Many years ago, and long before I learned how to care for blades, I got a nice souvenir kris sword that I brought back. Left it in the sheath for safe keeping, and a long time later when I brought it out, it was covered in rust!
I collect knives and have a few hundred--every month or so, I get them all out, wipe them clean, and apply a fresh coat of mineral oil to them. Works well to keep the rust off them, especially with Filipino and Indonesian spring steel blades!
Nice pics. You're lucky youre only an hour away. I'd be in P.I. way more often if I lived that close. Maybe its a good thing, I'd be broke buying all their blades.
My stuff went thru the xray machine and the officer asked why I had so many sticks and bolos in my bag. I just showed him a police patch from their academy and told him i was there for training earlier and gave him a few extra I had. No problem after that.
Glad you liked the pics--I only took two of em myself (the two of the blades for sale in the market). Going broke buying blades is a genuine worry, but I think I'll pick up some for resale on my next trip. I meant to do that on this trip, and I should have, but I wanted to check out the quality of the steel first. They're actually great working blades and they look like they'll last a lifetime.
Cool that you had the police patch to get you through customs. I have a friend who is half-Filipino who collects medals and militaria. He cleared customs with a Navy hat in his bag. They were questioning him and when he opened his bag and they saw his hat, they saluted and let him through. lol
I picked up a set of rattan sticks and a set of black kamagong ones too. Since this is bf, I didn't post pics of those, but I have started learning a little arnis. Silat is my main thing though, and we use sticks too.
Yeah, I got 5 balis from Batangas. My Bahi sticks all cracked returning to our cold weather.
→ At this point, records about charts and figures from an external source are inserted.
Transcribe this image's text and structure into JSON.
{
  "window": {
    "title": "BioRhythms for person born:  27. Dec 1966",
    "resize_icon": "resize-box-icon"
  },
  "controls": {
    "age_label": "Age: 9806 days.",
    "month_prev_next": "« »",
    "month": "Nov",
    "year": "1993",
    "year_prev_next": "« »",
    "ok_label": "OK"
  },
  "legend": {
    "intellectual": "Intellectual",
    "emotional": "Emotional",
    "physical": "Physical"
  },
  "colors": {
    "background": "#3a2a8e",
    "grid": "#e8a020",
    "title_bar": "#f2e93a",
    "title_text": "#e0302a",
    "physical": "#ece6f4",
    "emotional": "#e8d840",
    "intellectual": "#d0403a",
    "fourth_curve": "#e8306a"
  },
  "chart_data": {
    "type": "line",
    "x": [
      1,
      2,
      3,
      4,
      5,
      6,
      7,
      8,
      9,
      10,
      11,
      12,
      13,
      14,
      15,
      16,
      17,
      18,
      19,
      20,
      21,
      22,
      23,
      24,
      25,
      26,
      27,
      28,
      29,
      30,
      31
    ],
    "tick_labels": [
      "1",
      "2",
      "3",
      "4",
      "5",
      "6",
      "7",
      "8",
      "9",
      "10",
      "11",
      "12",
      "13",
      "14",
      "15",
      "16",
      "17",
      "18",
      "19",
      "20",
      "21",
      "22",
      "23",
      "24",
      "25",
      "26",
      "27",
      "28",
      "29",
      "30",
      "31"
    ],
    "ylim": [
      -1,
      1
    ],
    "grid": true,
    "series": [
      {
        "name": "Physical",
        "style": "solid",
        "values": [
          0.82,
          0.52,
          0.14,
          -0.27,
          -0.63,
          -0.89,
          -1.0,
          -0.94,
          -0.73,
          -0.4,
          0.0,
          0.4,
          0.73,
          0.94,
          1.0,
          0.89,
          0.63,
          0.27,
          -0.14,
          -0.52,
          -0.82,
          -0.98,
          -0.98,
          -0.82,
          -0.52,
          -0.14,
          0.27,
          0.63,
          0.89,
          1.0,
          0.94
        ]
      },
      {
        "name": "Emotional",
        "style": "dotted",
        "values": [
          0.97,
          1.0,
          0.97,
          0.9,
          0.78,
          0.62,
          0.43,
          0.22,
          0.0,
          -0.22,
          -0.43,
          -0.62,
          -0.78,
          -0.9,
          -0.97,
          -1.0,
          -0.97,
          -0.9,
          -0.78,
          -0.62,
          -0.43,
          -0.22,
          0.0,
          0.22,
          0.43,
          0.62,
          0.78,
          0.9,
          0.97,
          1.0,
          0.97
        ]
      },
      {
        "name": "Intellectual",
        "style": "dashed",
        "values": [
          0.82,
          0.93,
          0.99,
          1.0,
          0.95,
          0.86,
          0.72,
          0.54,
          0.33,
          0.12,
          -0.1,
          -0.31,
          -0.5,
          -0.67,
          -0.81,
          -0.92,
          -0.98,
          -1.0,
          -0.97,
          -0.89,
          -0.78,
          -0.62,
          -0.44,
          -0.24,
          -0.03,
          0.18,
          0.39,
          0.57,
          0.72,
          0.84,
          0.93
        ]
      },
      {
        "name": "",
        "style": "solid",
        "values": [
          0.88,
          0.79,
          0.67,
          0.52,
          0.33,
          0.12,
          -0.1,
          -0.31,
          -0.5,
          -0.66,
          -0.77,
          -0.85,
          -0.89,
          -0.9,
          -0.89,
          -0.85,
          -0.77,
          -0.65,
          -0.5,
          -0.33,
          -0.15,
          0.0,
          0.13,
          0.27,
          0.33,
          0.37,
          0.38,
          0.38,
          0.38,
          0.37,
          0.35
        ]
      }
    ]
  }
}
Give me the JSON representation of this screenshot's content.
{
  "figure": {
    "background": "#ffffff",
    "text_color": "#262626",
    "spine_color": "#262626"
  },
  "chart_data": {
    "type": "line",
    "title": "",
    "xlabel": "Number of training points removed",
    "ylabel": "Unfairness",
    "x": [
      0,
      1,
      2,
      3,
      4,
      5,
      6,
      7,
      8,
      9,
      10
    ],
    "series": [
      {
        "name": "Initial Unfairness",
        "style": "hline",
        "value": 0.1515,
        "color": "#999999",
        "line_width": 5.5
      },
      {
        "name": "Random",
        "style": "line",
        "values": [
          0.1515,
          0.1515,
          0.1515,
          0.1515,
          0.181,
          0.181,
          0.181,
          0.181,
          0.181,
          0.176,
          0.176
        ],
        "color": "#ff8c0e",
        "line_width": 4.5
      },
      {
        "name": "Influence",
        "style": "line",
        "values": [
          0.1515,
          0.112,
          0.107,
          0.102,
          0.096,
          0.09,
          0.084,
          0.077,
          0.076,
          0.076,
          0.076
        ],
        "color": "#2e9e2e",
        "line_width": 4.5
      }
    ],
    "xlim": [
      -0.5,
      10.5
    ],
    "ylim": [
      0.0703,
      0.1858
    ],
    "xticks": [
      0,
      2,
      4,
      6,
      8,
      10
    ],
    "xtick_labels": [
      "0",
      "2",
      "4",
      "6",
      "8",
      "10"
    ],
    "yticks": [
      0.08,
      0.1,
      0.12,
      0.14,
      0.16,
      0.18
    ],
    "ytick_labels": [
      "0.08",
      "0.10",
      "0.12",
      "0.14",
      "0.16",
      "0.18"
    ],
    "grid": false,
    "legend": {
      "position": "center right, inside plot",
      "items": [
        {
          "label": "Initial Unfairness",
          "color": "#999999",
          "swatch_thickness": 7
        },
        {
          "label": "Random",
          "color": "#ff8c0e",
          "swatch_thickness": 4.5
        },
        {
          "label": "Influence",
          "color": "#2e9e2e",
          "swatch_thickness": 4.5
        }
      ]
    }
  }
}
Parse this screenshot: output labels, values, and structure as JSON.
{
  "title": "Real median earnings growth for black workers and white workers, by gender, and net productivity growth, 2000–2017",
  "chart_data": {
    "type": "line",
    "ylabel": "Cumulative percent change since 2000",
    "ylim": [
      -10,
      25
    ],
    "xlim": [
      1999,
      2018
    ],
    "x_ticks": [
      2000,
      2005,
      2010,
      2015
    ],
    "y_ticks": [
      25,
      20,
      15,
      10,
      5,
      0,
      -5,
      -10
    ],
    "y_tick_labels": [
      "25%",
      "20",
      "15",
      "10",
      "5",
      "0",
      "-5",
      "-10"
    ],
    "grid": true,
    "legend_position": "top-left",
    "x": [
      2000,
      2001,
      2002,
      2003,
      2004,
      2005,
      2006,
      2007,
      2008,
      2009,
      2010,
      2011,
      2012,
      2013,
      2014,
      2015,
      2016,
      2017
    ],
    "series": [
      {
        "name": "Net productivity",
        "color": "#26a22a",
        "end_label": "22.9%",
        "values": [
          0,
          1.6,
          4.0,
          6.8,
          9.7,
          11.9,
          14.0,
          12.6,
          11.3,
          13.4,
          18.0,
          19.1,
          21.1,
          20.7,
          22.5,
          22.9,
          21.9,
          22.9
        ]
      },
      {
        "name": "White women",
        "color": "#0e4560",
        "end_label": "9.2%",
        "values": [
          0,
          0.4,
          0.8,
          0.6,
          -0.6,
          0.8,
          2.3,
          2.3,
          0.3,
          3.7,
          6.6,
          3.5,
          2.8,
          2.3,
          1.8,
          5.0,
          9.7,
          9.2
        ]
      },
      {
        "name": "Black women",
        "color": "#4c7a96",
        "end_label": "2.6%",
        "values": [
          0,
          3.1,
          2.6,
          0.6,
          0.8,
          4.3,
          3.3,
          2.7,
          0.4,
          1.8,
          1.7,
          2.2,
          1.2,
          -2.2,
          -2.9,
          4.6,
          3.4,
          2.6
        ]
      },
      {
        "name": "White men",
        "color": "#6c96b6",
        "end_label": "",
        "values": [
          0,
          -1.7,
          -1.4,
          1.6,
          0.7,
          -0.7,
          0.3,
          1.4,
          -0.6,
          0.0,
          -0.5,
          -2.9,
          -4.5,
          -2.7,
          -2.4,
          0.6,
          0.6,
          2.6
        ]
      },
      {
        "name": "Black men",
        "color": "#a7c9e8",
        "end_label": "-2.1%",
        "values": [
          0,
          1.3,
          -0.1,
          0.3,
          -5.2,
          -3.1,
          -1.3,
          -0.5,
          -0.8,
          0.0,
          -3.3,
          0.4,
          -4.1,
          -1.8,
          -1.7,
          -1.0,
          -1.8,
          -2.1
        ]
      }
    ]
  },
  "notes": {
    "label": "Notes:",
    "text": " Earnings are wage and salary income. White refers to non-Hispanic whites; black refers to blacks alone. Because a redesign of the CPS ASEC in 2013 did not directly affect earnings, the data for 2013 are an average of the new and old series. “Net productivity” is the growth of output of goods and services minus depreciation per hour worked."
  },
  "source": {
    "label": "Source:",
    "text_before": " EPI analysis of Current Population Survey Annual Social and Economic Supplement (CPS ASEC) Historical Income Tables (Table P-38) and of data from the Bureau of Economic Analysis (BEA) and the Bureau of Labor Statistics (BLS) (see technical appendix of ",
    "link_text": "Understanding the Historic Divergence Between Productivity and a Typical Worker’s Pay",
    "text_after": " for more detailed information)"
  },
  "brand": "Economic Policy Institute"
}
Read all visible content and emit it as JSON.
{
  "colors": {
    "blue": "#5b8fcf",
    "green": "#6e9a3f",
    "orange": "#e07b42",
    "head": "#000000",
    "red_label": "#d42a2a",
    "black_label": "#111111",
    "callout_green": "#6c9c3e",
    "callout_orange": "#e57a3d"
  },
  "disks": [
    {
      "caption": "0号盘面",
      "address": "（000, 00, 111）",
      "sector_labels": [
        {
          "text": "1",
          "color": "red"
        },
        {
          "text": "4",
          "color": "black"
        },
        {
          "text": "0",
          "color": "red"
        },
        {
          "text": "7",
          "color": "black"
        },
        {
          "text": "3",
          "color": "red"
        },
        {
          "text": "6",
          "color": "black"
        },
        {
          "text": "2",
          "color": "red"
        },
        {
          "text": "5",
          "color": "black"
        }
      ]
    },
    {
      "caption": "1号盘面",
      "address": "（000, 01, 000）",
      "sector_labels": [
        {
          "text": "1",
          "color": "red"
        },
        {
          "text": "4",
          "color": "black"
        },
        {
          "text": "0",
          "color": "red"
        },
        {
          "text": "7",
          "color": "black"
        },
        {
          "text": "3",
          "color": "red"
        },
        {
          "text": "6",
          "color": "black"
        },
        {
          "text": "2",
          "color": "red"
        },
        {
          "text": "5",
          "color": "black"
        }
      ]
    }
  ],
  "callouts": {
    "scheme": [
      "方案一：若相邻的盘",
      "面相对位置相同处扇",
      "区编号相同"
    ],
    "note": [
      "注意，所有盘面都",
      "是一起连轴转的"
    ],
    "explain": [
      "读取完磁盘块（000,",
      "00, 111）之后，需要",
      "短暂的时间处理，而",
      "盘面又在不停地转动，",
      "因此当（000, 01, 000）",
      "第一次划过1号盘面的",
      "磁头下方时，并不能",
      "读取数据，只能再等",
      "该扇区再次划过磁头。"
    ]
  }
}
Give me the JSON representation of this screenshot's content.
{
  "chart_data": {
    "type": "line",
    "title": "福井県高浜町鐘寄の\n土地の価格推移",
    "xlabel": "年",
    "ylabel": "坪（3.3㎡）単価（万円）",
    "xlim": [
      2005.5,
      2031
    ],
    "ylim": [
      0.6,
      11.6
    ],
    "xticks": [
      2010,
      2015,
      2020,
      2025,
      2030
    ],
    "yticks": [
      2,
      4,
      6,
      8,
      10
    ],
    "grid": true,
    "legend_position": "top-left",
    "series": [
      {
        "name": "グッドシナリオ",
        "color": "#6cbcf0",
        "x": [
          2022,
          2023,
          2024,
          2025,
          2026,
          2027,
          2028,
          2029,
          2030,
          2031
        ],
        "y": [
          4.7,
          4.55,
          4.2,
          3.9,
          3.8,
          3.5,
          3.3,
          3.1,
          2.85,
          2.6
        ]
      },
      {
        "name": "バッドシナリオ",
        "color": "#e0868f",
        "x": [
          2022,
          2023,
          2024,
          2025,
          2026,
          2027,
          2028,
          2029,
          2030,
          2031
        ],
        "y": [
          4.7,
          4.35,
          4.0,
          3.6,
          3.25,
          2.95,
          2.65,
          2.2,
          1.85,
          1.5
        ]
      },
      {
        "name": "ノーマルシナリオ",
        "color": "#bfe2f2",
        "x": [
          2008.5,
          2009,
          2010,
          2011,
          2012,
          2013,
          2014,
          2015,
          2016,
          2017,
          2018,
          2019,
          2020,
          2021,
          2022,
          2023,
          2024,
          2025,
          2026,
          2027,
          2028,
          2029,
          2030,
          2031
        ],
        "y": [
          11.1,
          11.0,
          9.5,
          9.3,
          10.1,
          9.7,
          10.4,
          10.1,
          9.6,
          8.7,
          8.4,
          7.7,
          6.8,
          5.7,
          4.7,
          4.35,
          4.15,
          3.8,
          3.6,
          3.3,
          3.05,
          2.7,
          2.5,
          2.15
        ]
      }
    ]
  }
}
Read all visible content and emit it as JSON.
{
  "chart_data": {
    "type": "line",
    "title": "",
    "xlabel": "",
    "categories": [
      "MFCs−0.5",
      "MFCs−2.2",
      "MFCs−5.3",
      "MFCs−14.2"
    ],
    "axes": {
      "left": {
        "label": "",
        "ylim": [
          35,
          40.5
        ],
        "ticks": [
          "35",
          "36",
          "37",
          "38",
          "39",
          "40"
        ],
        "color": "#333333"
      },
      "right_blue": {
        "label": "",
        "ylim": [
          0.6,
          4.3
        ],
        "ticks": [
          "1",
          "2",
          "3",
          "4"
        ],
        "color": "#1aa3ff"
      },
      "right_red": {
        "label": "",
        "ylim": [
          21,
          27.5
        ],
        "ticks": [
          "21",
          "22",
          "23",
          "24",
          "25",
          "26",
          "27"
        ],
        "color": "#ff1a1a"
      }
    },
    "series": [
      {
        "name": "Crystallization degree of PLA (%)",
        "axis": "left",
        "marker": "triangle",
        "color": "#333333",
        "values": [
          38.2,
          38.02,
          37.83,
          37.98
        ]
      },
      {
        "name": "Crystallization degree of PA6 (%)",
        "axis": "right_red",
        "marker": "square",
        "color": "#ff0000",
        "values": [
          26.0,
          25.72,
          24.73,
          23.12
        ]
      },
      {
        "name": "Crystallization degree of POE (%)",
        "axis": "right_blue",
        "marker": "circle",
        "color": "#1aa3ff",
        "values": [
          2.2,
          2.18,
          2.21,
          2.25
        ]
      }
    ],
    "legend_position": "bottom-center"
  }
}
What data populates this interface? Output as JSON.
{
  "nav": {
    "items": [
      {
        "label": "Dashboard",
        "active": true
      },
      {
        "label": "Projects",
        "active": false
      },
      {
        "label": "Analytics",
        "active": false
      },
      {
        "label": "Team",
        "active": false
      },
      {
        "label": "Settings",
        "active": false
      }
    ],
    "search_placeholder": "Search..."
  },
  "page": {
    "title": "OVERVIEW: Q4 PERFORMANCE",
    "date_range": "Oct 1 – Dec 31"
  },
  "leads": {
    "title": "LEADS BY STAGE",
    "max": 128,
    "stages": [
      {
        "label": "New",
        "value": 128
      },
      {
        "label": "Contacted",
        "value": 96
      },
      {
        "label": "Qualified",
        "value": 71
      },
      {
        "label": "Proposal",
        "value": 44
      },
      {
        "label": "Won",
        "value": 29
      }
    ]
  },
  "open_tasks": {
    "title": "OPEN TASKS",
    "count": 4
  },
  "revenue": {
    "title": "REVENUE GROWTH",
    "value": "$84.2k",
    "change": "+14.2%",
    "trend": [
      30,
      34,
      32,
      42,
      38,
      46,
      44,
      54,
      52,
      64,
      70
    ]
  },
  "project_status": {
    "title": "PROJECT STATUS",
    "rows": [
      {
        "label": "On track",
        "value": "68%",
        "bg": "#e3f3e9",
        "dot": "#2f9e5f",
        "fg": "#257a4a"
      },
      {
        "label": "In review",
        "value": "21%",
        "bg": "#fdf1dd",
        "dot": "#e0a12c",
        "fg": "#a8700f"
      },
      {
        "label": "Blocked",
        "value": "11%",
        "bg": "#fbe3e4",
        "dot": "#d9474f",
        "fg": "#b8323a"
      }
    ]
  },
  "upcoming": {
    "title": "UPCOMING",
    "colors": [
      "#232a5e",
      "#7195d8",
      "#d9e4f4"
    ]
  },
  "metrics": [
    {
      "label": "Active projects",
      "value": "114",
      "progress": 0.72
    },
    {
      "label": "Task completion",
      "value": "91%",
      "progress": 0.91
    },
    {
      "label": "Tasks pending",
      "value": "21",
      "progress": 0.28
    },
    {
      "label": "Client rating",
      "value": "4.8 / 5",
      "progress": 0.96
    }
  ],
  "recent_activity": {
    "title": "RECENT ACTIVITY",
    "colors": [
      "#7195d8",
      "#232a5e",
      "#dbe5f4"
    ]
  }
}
They are Great working blades. The village heat treats can be a lil iffy. I used a friend's Rockwell hardness files to test a bolo and it was softer in certain sections of the blade. They were not soft by any means or under heat treated. Problem is many panday will use any steel they get. Its pretty easy to spot the touristy stuff prob made of fender steel, but, it helps to carry a file.
Check out Leyte. They have some very nice itak. Too bad my stay was short.